1244 Linux has the more general
1245 .B IP_PKTINFO
1246 for the same task.
1247 .PP
1248 Some BSD sockets implementations also provide an
1249 .B IP_RECVTTL
1250 option, but an ancillary message with type
1251 .B IP_RECVTTL
1252 is passed with the incoming packet.
1253 This is different from the
1254 .B IP_TTL
1255 option used in Linux.
1256 .PP
1257 Using the
1258 .B SOL_IP
1259 socket options level isn't portable; BSD-based stacks use the
1260 .B IPPROTO_IP
1261 level.
1262 .SS Compatibility
1263 For compatibility with Linux 2.0, the obsolete
1264 .BI "socket(AF_INET, SOCK_PACKET, " protocol )
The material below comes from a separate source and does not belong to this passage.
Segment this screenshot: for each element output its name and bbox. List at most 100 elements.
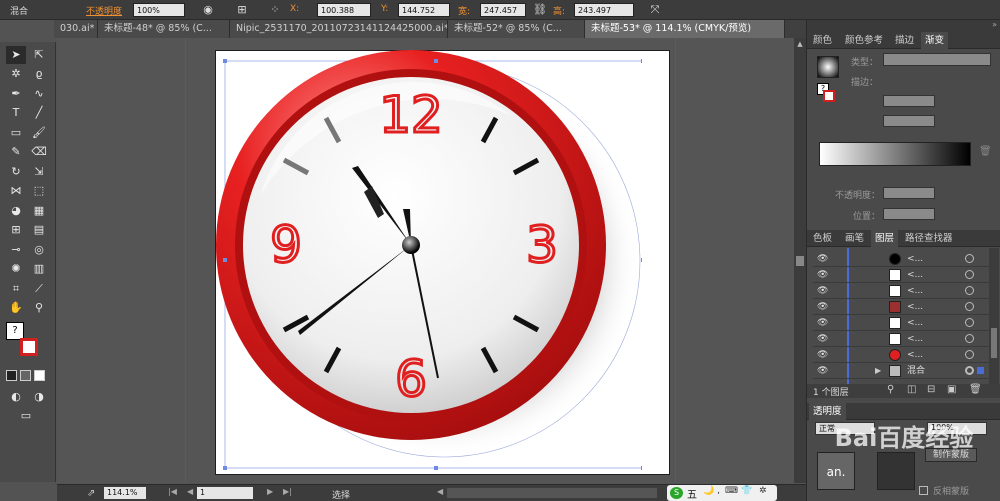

1265 syntax is still supported to open a
1266 .BR packet (7)
1267 socket.
1268 This is deprecated and should be replaced by
1269 .BI "socket(AF_PACKET, SOCK_RAW, " protocol )
1270 instead.
1271 The main difference is the new
1272 .I sockaddr_ll
1273 address structure for generic link layer information instead of the old
1274 .BR sockaddr_pkt .
1275 .SH BUGS
1276 There are too many inconsistent error values.
1277 .PP
1278 The error used to diagnose exhaustion of the ephemeral port range differs
1279 across the various system calls
1280 .RB ( connect (2),
1281 .BR bind (2),
1282 .BR listen (2),
1283 .BR sendto (2))
1284 that can assign ephemeral ports.
1285 .PP
1286 The ioctls to configure IP-specific interface options and ARP tables are
1287 not described.
1288 .\" .PP
1289 .\" Some versions of glibc forget to declare
1290 .\" .IR in_pktinfo .
1291 .\" Workaround currently is to copy it into your program from this man page.
1292 .PP
1293 Receiving the original destination address with
1294 .B MSG_ERRQUEUE
1295 in
1296 .I msg_name
1297 by
1298 .BR recvmsg (2)
1299 does not work in some 2.2 kernels.
1300 .\" .SH AUTHORS
1301 .\" This man page was written by Andi Kleen.
1302 .SH SEE ALSO
1303 .BR recvmsg (2),
1304 .BR sendmsg (2),
1305 .BR byteorder (3),
1306 .BR ipfw (4),
1307 .BR capabilities (7),
1308 .BR icmp (7),
1309 .BR ipv6 (7),
1310 .BR netlink (7),
1311 .BR raw (7),
1312 .BR socket (7),
1313 .BR tcp (7),
1314 .BR udp (7)
1315 .PP
1316 RFC\ 791 for the original IP specification.
1317 RFC\ 1122 for the IPv4 host requirements.
1318 RFC\ 1812 for the IPv4 router requirements.